To say a band can release a comeback record without having yet broken up or gone on a recent hiatus seems unusual, but the state of Weezer’s condition called for an album that could make up for a decade’s worth of flops, duds, and highly suspicious creative decisions. Now here we are with Everything Will Be Alright In The End, a reprisal of Weezer’s best material and an impressive collection of songs recalling an era Weezer once conquered.
The album starts with an extended intro featuring a chugging guitar build-up before moving into a classic Weezer chorus, lyrically ridiculous, immediately memorable. On the second track, Cuomo writes an apology letter to Weezer fans:
Sorry guys, I didn’t realise that I needed you so much, I thought I needed a new audience, I forgot that disco sucks.

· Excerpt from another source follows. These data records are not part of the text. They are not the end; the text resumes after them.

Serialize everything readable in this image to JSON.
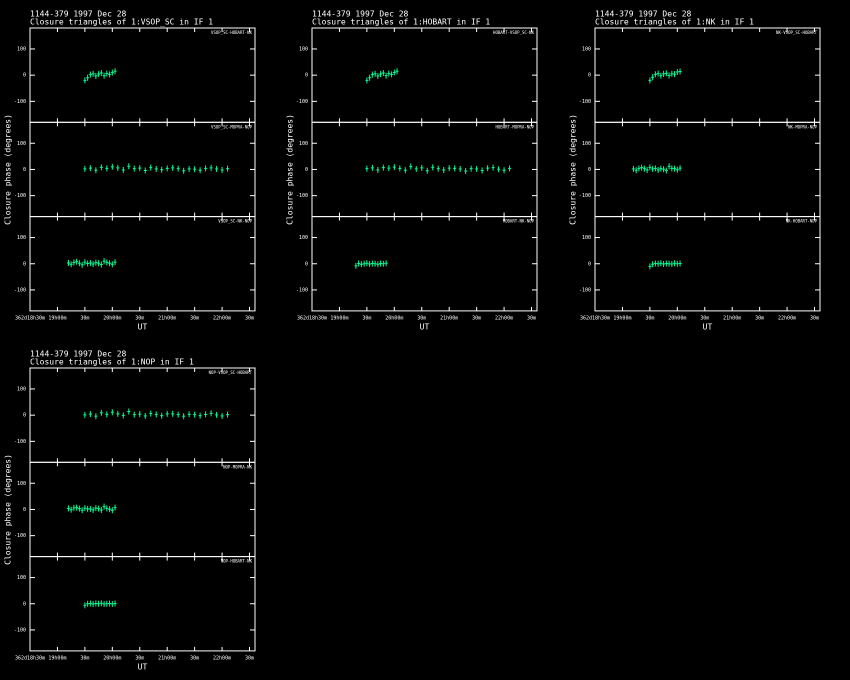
{
  "chart_data": [
    {
      "type": "scatter",
      "title": "1144-379   1997 Dec 28",
      "subtitle": "Closure triangles of 1:VSOP_SC in IF 1",
      "y_label": "Closure phase  (degrees)",
      "x_label": "UT",
      "color": "#00ff99",
      "xlim": [
        18.5,
        22.6
      ],
      "ylim": [
        -180,
        180
      ],
      "yticks": [
        100,
        0,
        -100
      ],
      "xticks": [
        {
          "value": 18.5,
          "label": "362d18h30m"
        },
        {
          "value": 19,
          "label": "19h00m"
        },
        {
          "value": 19.5,
          "label": "30m"
        },
        {
          "value": 20,
          "label": "20h00m"
        },
        {
          "value": 20.5,
          "label": "30m"
        },
        {
          "value": 21,
          "label": "21h00m"
        },
        {
          "value": 21.5,
          "label": "30m"
        },
        {
          "value": 22,
          "label": "22h00m"
        },
        {
          "value": 22.5,
          "label": "30m"
        }
      ],
      "panels": [
        {
          "label": "VSOP_SC-HOBART-NK",
          "x": [
            19.5,
            19.55,
            19.6,
            19.65,
            19.7,
            19.75,
            19.8,
            19.85,
            19.9,
            19.95,
            20,
            20.05
          ],
          "values": [
            -20,
            -10,
            2,
            5,
            -3,
            4,
            8,
            -2,
            6,
            3,
            10,
            15
          ]
        },
        {
          "label": "VSOP_SC-MOPRA-NOP",
          "x": [
            19.5,
            19.6,
            19.7,
            19.8,
            19.9,
            20,
            20.1,
            20.2,
            20.3,
            20.4,
            20.5,
            20.6,
            20.7,
            20.8,
            20.9,
            21,
            21.1,
            21.2,
            21.3,
            21.4,
            21.5,
            21.6,
            21.7,
            21.8,
            21.9,
            22,
            22.1
          ],
          "values": [
            2,
            5,
            -3,
            8,
            4,
            10,
            6,
            -2,
            12,
            3,
            5,
            -4,
            7,
            2,
            -1,
            4,
            6,
            3,
            -5,
            2,
            1,
            -3,
            4,
            6,
            2,
            -2,
            3
          ]
        },
        {
          "label": "VSOP_SC-NK-NOP",
          "x": [
            19.2,
            19.25,
            19.3,
            19.35,
            19.4,
            19.45,
            19.5,
            19.55,
            19.6,
            19.65,
            19.7,
            19.75,
            19.8,
            19.85,
            19.9,
            19.95,
            20,
            20.05
          ],
          "values": [
            3,
            -2,
            5,
            8,
            2,
            -4,
            6,
            1,
            3,
            -1,
            4,
            2,
            -3,
            10,
            5,
            2,
            -2,
            6
          ]
        }
      ]
    },
    {
      "type": "scatter",
      "title": "1144-379   1997 Dec 28",
      "subtitle": "Closure triangles of 1:HOBART in IF 1",
      "y_label": "Closure phase  (degrees)",
      "x_label": "UT",
      "color": "#00ff99",
      "xlim": [
        18.5,
        22.6
      ],
      "ylim": [
        -180,
        180
      ],
      "yticks": [
        100,
        0,
        -100
      ],
      "xticks": [
        {
          "value": 18.5,
          "label": "362d18h30m"
        },
        {
          "value": 19,
          "label": "19h00m"
        },
        {
          "value": 19.5,
          "label": "30m"
        },
        {
          "value": 20,
          "label": "20h00m"
        },
        {
          "value": 20.5,
          "label": "30m"
        },
        {
          "value": 21,
          "label": "21h00m"
        },
        {
          "value": 21.5,
          "label": "30m"
        },
        {
          "value": 22,
          "label": "22h00m"
        },
        {
          "value": 22.5,
          "label": "30m"
        }
      ],
      "panels": [
        {
          "label": "HOBART-VSOP_SC-NK",
          "x": [
            19.5,
            19.55,
            19.6,
            19.65,
            19.7,
            19.75,
            19.8,
            19.85,
            19.9,
            19.95,
            20,
            20.05
          ],
          "values": [
            -20,
            -10,
            2,
            5,
            -3,
            4,
            8,
            -2,
            6,
            3,
            10,
            15
          ]
        },
        {
          "label": "HOBART-MOPRA-NOP",
          "x": [
            19.5,
            19.6,
            19.7,
            19.8,
            19.9,
            20,
            20.1,
            20.2,
            20.3,
            20.4,
            20.5,
            20.6,
            20.7,
            20.8,
            20.9,
            21,
            21.1,
            21.2,
            21.3,
            21.4,
            21.5,
            21.6,
            21.7,
            21.8,
            21.9,
            22,
            22.1
          ],
          "values": [
            3,
            6,
            -2,
            7,
            5,
            9,
            4,
            -3,
            11,
            2,
            6,
            -5,
            8,
            3,
            -2,
            5,
            4,
            2,
            -6,
            3,
            2,
            -4,
            5,
            7,
            1,
            -3,
            4
          ]
        },
        {
          "label": "HOBART-NK-NOP",
          "x": [
            19.3,
            19.35,
            19.4,
            19.45,
            19.5,
            19.55,
            19.6,
            19.65,
            19.7,
            19.75,
            19.8,
            19.85
          ],
          "values": [
            -8,
            1,
            -2,
            0,
            2,
            -1,
            1,
            0,
            -2,
            1,
            0,
            2
          ]
        }
      ]
    },
    {
      "type": "scatter",
      "title": "1144-379   1997 Dec 28",
      "subtitle": "Closure triangles of 1:NK in IF 1",
      "y_label": "Closure phase  (degrees)",
      "x_label": "UT",
      "color": "#00ff99",
      "xlim": [
        18.5,
        22.6
      ],
      "ylim": [
        -180,
        180
      ],
      "yticks": [
        100,
        0,
        -100
      ],
      "xticks": [
        {
          "value": 18.5,
          "label": "362d18h30m"
        },
        {
          "value": 19,
          "label": "19h00m"
        },
        {
          "value": 19.5,
          "label": "30m"
        },
        {
          "value": 20,
          "label": "20h00m"
        },
        {
          "value": 20.5,
          "label": "30m"
        },
        {
          "value": 21,
          "label": "21h00m"
        },
        {
          "value": 21.5,
          "label": "30m"
        },
        {
          "value": 22,
          "label": "22h00m"
        },
        {
          "value": 22.5,
          "label": "30m"
        }
      ],
      "panels": [
        {
          "label": "NK-VSOP_SC-HOBART",
          "x": [
            19.5,
            19.55,
            19.6,
            19.65,
            19.7,
            19.75,
            19.8,
            19.85,
            19.9,
            19.95,
            20,
            20.05
          ],
          "values": [
            -20,
            -8,
            3,
            6,
            -2,
            5,
            7,
            -1,
            5,
            4,
            12,
            14
          ]
        },
        {
          "label": "NK-MOPRA-NOP",
          "x": [
            19.2,
            19.25,
            19.3,
            19.35,
            19.4,
            19.45,
            19.5,
            19.55,
            19.6,
            19.65,
            19.7,
            19.75,
            19.8,
            19.85,
            19.9,
            19.95,
            20,
            20.05
          ],
          "values": [
            2,
            -3,
            4,
            7,
            3,
            -2,
            8,
            2,
            4,
            -2,
            3,
            1,
            -4,
            12,
            4,
            3,
            -1,
            5
          ]
        },
        {
          "label": "NK-HOBART-NOP",
          "x": [
            19.5,
            19.55,
            19.6,
            19.65,
            19.7,
            19.75,
            19.8,
            19.85,
            19.9,
            19.95,
            20,
            20.05
          ],
          "values": [
            -10,
            -2,
            1,
            0,
            2,
            -1,
            1,
            0,
            -1,
            2,
            0,
            1
          ]
        }
      ]
    },
    {
      "type": "scatter",
      "title": "1144-379   1997 Dec 28",
      "subtitle": "Closure triangles of 1:NOP in IF 1",
      "y_label": "Closure phase  (degrees)",
      "x_label": "UT",
      "color": "#00ff99",
      "xlim": [
        18.5,
        22.6
      ],
      "ylim": [
        -180,
        180
      ],
      "yticks": [
        100,
        0,
        -100
      ],
      "xticks": [
        {
          "value": 18.5,
          "label": "362d18h30m"
        },
        {
          "value": 19,
          "label": "19h00m"
        },
        {
          "value": 19.5,
          "label": "30m"
        },
        {
          "value": 20,
          "label": "20h00m"
        },
        {
          "value": 20.5,
          "label": "30m"
        },
        {
          "value": 21,
          "label": "21h00m"
        },
        {
          "value": 21.5,
          "label": "30m"
        },
        {
          "value": 22,
          "label": "22h00m"
        },
        {
          "value": 22.5,
          "label": "30m"
        }
      ],
      "panels": [
        {
          "label": "NOP-VSOP_SC-HOBART",
          "x": [
            19.5,
            19.6,
            19.7,
            19.8,
            19.9,
            20,
            20.1,
            20.2,
            20.3,
            20.4,
            20.5,
            20.6,
            20.7,
            20.8,
            20.9,
            21,
            21.1,
            21.2,
            21.3,
            21.4,
            21.5,
            21.6,
            21.7,
            21.8,
            21.9,
            22,
            22.1
          ],
          "values": [
            1,
            4,
            -4,
            9,
            3,
            11,
            5,
            -1,
            14,
            2,
            4,
            -3,
            6,
            3,
            -2,
            5,
            5,
            2,
            -4,
            3,
            2,
            -2,
            3,
            7,
            1,
            -3,
            2
          ]
        },
        {
          "label": "NOP-MOPRA-NK",
          "x": [
            19.2,
            19.25,
            19.3,
            19.35,
            19.4,
            19.45,
            19.5,
            19.55,
            19.6,
            19.65,
            19.7,
            19.75,
            19.8,
            19.85,
            19.9,
            19.95,
            20,
            20.05
          ],
          "values": [
            4,
            -1,
            6,
            7,
            3,
            -3,
            5,
            2,
            2,
            -2,
            5,
            3,
            -2,
            11,
            4,
            1,
            -3,
            7
          ]
        },
        {
          "label": "NOP-HOBART-NK",
          "x": [
            19.5,
            19.55,
            19.6,
            19.65,
            19.7,
            19.75,
            19.8,
            19.85,
            19.9,
            19.95,
            20,
            20.05
          ],
          "values": [
            -6,
            0,
            1,
            -1,
            1,
            0,
            2,
            -1,
            0,
            1,
            -1,
            1
          ]
        }
      ]
    }
  ]
}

The songs are hardly high-minded or pretentious, but they’re not supposed to be. EWBAITE is about what Weezer excel at – guitar pop, hooks, honest lyrics, and the occasional flourish which never overtakes the greater thing at stake: the deliverance of good pop.
On the other side, the album can be fatiguing. Every song seems to be crafted as a potential radio-hit and the album provides little room to breathe. Songs like I’ve Had It Up To Here’ and Go Away (featuring Best Coasts’ Bethany Cosentino) do seem like filler; they’re inferior to other tracks on the album that do the exact same thing and they lack their own special merit. There is little-to-no deviation from loud, fuzzy guitars – even Cleopatra, which begins as an acoustic song, segues into another simplistic pop rock affair once it reaches its chorus.
The standout track is The British Are Coming which crams everything Weezer have into a four minute song. It begins with off-kilter acoustic guitar, runs into a relatively pleasant verse, and then climaxes in classic Weezer style – that is, with the kind of effusion that reminds us that, yes, this is the band that wrote Buddy Holly, and they can still (kind of) do it.
The final three tracks form a kind of trilogy and are numbered I, II, and III accordingly. They offer some breathing room with longer instrumental sections and a greater degree of diversion from normality than we’re used to in this album, but they stick near enough to the Weezer formula to round the album off coherently. The final track is named Return To Ithaka, a fitting reference to Homer’s Odyssey. Like Odysseus, Weezer had been lost for the best part of ten years, presumed dead. Now they’re back, and though it’s not a perfect return, it’s better than many would have ever believed. Everything Will be Alright In The End – a theory Weezer may have just confirmed.